像魏征这样为了大唐正言直谏了一辈子的忠臣,他或许不计较个人的得失,但大唐的未来,却必定是他所牵挂的。
果然,在李泰志在必得的注视下,魏征缓缓转过身,对着他一字一顿地问道:“殿下当真愿意,将下一个五年计划,提前告知老臣?”
李泰微微一笑,侧身伸手道:“请!”
魏征看着李泰那笃定的笑容,也不再犹豫,转过身,迈步登上了李泰的马车。
等老魏征上车坐好之后,李泰这才冲着前面的随从挥了挥手道:“回府。”
早朝结束后,此时已是天光大亮,街上也已经热闹了起来,因为马车行走在街市上,所以一路上行进的速度也并不快。
一路上,李泰闭目养神,也不主动和魏征说话。
这反倒让一旁的魏征有些坐立难安,他甚至有些后悔没按捺住心中的好奇,冲动之下就这么上了李泰的马车。

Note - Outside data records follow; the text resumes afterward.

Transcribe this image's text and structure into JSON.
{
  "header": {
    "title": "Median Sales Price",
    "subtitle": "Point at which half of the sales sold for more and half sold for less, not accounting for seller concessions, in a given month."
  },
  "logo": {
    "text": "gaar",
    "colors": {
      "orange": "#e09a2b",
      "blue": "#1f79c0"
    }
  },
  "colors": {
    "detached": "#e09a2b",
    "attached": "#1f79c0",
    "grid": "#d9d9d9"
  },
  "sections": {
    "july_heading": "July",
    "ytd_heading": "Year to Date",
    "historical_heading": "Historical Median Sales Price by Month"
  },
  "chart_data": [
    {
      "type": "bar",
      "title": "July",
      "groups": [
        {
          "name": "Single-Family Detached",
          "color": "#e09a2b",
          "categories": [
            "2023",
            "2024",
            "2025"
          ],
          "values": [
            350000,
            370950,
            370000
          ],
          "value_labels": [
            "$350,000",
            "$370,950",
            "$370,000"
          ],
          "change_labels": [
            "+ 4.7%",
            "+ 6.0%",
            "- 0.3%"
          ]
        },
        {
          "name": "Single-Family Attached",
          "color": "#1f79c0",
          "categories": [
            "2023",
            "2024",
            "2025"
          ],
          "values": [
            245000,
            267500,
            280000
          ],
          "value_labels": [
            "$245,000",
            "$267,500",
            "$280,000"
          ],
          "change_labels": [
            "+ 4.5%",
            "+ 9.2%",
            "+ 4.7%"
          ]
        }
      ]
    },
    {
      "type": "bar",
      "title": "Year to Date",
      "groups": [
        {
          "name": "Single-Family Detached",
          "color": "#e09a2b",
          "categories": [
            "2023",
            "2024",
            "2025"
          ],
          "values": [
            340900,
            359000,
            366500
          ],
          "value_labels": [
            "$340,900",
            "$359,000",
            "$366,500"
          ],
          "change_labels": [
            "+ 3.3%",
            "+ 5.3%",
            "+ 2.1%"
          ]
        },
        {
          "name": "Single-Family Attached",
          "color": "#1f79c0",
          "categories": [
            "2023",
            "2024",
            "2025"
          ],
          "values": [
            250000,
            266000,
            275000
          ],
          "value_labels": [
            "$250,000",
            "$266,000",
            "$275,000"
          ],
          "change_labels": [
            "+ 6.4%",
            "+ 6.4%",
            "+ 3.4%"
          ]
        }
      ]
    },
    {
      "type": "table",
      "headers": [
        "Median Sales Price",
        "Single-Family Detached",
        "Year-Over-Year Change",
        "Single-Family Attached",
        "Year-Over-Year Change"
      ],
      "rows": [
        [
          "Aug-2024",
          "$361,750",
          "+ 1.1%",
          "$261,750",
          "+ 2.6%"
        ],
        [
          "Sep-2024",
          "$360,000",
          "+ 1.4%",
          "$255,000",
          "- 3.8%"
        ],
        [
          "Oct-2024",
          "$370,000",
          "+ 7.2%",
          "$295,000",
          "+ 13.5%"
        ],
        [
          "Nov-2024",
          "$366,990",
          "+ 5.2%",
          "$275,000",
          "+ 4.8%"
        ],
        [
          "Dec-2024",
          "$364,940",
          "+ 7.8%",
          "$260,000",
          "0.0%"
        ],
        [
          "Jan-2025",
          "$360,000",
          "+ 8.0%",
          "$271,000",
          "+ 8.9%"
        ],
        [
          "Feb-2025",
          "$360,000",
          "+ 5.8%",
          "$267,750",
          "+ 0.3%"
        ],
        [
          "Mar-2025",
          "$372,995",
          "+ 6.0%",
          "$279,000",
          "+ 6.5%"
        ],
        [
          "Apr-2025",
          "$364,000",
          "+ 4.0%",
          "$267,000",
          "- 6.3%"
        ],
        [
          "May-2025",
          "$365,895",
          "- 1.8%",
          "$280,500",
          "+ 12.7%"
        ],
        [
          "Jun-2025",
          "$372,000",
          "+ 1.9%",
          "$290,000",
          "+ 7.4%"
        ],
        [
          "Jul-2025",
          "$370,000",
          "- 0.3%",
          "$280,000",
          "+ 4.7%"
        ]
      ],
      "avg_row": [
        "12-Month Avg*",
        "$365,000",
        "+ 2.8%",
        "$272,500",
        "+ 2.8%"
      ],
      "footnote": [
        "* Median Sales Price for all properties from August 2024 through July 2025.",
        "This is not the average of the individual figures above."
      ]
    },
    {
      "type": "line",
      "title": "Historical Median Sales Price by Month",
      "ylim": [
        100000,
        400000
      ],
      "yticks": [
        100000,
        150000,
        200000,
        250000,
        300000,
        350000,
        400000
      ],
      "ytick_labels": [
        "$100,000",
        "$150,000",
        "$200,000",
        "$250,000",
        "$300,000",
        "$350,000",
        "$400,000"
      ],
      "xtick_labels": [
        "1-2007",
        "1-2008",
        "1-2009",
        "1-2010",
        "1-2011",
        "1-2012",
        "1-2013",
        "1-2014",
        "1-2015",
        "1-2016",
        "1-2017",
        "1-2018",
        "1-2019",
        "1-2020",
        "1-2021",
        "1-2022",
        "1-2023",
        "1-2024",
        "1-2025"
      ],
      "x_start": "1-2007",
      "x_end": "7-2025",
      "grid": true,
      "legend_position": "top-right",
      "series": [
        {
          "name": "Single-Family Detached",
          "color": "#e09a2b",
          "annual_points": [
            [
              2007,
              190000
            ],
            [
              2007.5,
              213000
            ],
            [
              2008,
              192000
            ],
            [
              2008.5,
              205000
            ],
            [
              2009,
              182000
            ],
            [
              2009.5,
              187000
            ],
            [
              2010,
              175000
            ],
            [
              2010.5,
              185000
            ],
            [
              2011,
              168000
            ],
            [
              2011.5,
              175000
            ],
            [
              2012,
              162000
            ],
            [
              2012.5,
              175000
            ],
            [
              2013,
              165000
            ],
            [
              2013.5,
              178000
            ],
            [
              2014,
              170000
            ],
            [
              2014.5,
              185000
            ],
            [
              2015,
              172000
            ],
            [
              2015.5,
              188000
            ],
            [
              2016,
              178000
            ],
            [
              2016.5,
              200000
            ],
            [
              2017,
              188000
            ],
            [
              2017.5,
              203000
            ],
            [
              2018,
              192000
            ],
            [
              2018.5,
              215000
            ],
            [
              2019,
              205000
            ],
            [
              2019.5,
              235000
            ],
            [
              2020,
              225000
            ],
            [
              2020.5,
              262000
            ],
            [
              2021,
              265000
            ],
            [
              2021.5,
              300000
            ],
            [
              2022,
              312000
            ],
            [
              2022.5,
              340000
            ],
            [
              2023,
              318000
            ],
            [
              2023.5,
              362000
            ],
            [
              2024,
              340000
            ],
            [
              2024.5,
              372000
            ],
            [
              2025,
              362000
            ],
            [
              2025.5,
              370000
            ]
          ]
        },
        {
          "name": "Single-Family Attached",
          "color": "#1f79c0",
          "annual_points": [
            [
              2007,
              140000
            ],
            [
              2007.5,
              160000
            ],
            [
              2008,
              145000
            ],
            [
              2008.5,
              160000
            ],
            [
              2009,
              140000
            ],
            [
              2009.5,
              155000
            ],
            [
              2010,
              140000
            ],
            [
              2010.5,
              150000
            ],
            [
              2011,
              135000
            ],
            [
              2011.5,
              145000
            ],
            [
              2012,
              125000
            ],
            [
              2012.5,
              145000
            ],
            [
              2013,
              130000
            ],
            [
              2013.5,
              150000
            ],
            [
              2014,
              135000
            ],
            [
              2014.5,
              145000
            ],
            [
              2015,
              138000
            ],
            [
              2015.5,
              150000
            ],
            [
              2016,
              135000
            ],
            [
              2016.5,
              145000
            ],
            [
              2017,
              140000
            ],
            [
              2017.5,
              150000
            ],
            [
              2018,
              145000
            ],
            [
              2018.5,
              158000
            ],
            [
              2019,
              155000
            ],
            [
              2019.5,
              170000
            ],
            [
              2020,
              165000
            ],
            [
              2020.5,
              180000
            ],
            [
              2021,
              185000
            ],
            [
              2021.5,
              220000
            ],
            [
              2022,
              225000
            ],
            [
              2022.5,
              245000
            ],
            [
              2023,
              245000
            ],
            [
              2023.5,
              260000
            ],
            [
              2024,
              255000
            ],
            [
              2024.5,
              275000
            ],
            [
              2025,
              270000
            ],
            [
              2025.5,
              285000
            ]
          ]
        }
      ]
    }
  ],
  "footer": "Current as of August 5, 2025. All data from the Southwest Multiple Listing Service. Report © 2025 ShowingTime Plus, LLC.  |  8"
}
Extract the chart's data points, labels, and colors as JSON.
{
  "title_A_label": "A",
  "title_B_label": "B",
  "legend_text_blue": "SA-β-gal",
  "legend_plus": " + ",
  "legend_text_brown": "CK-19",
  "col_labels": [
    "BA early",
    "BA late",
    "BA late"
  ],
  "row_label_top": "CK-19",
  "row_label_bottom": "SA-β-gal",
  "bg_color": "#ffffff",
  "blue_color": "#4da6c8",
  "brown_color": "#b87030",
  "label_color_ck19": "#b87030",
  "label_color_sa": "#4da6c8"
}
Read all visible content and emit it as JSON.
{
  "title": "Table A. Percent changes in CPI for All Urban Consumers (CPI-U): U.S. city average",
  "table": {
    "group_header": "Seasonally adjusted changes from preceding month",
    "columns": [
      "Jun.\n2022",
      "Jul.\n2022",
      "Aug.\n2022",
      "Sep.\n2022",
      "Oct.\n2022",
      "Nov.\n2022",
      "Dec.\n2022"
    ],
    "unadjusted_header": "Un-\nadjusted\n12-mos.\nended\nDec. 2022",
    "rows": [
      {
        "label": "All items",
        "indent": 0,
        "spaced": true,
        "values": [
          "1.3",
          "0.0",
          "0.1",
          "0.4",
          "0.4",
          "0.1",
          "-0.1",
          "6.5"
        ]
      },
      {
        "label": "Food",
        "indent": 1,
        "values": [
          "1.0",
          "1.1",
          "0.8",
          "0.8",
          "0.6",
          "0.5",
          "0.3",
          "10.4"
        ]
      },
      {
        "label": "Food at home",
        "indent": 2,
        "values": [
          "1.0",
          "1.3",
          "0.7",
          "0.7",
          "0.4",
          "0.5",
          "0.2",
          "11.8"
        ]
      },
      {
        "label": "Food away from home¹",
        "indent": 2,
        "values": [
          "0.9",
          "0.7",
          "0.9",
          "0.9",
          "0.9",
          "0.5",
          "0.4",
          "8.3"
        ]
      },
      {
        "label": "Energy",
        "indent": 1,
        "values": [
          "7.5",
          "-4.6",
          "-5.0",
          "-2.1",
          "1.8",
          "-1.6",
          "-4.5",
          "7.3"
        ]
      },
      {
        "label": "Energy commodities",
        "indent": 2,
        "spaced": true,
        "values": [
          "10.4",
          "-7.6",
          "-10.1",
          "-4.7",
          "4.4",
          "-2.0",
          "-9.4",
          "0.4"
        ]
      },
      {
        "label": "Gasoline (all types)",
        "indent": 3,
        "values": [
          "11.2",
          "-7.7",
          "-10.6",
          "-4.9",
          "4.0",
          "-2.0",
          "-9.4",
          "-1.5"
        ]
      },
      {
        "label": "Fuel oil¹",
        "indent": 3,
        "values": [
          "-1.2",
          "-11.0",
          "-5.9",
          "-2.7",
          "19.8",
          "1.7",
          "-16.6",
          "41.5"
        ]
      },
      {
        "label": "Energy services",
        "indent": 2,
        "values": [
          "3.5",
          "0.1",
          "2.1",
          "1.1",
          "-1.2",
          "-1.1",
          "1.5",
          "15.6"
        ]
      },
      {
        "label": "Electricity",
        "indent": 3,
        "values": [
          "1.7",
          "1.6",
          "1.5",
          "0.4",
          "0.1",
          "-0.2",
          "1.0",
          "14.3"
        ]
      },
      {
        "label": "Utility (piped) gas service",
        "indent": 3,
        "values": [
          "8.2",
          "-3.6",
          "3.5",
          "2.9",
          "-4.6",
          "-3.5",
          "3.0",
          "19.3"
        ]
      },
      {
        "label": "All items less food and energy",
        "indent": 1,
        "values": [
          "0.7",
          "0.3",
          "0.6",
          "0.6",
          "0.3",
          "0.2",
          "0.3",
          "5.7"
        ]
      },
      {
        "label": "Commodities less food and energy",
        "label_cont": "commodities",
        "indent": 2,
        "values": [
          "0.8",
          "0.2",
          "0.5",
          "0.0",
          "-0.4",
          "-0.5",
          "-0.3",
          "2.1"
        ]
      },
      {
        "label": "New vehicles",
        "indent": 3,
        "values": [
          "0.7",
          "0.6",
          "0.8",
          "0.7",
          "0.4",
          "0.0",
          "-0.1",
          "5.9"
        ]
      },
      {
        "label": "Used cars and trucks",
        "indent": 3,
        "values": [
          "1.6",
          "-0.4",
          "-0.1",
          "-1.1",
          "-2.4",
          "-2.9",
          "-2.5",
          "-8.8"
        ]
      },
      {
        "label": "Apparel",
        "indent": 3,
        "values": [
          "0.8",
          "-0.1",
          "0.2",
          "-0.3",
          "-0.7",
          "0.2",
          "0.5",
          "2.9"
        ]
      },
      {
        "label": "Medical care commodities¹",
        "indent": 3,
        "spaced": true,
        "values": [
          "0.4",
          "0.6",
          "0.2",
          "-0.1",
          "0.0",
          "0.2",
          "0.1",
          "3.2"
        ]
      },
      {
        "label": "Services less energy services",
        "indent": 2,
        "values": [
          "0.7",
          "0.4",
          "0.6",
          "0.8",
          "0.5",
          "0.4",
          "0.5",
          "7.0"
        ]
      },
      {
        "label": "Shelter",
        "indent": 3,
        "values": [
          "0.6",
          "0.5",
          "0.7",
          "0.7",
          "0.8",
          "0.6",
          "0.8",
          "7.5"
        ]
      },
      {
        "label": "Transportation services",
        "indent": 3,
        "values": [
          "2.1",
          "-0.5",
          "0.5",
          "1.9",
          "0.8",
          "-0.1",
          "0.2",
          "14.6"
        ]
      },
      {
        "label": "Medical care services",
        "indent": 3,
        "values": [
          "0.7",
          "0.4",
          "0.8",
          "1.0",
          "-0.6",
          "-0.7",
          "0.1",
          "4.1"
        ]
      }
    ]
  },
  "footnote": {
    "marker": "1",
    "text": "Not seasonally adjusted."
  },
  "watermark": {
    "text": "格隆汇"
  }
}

沿途,在路过街市时,街道两旁叫卖的吆喝声不绝于耳,人间烟火气热闹非凡。
在李泰的提前交代之下,马车没有去往芙蓉园,而是去往了李泰在长安延康坊的府邸。
不多时,马车缓缓停下,李泰也同时再次睁开了双眸。
两人下车,魏征跟在李泰并肩而行,进入到了魏王在长安的府邸之中。
就在魏征踏入李泰府邸的瞬间,长安西门繁华街市上的卦摊中,一个面容清奇、下颌蓄着长须的中年卦师似乎心有所感。
“唐王居然没有亲自出马,而是让自己的儿子去帮忙拖住魏征?”
只见他拇指在中指的指节处连连掐算,而后屈指弹出一道暗影没入天际,淡笑着喃喃道:“呵呵,无妨!一切依旧尽在我佛意料之中。”
与此同时,在王府中,李泰看着自己身旁的紫袍老臣,又抬起头看了看头顶上的朗朗青天,表面虽然平静,心中却是暗流汹涌。
“西方教那些高高在上的佛陀菩萨们,咱们以魏征之身为战场的首次隔空交锋,从这可就开始了!”